Givhan wanted to talk about fashion, pleasing aesthetics, and American culture, but she should have known that it wasn’t just the aesthetics of Obama’s shorts that got some people upset, but the black body that was visible in those shorts. She’s too muscular, not muscular enough, her butt’s too big and on and on the readers wrote.
Even if we remove race from the discussion, I think Givhan’s argument about aesthetics is wrong. Givhan wants a more polished (her word) aesthetic for the first lady because “Hers is a life of responsibilities and privileges. She gets the fancy jet. She has to dress for the ride.” Ok fine, so an occasion or office dictates an aesthetic. But who gets to define the aesthetic? Givhan? Fashion critics? Maybe Michelle Obama rejects traditional and ultra-feminine aesthetics. Maybe it’s time for the institution of the first lady to evolve.
Also this week, the New York Times ran an article about the politics of black hair, specifically black women’s hair. Last time I looked it was the Number 5 most read article on that site.

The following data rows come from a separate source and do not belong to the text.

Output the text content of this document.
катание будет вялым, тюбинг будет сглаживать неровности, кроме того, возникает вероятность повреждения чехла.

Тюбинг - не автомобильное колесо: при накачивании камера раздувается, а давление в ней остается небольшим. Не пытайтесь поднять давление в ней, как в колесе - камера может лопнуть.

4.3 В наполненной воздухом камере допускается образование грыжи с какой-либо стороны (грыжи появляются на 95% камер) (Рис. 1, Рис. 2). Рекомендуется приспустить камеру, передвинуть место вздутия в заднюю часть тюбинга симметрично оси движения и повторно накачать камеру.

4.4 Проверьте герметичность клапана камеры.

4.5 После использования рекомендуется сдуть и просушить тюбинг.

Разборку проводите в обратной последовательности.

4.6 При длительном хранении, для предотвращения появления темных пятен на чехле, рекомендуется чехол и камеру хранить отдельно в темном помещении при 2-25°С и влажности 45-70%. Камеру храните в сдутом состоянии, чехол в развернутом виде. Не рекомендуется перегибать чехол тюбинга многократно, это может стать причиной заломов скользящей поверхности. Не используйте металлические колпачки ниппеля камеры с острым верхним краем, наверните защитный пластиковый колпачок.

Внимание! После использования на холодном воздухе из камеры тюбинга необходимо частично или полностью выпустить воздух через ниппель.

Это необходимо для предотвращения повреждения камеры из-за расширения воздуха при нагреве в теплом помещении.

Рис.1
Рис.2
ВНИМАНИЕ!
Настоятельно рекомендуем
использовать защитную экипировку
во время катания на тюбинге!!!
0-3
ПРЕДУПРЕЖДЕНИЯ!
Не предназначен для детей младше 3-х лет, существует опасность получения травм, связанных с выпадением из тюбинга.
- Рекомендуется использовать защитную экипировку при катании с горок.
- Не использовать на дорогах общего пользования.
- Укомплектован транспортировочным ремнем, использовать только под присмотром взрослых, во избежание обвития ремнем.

That’s a lot of folks interested in black women’s hair. I don’t know, that topic gets a big yawn from me. I’ve worn my hair in many styles (straight and long, straight and short, locks, afro, twists) and while I recognize that there are politics that people associate with my hairstyles, I just don’t care what anyone thinks. I refuse to limit my options one way or another.
You can understand why women have so many issues with appearance when you see how much pressure we put on women to conform to certain norms. If you want to read a good blog on women and issues related to the body, go to Made Nekkid. It’s a new blog, started by a friend, Want Chyi. The first post, "A Day at the Zoo," is a good example of how messages about how women should look can get into your head and seriously mess with you.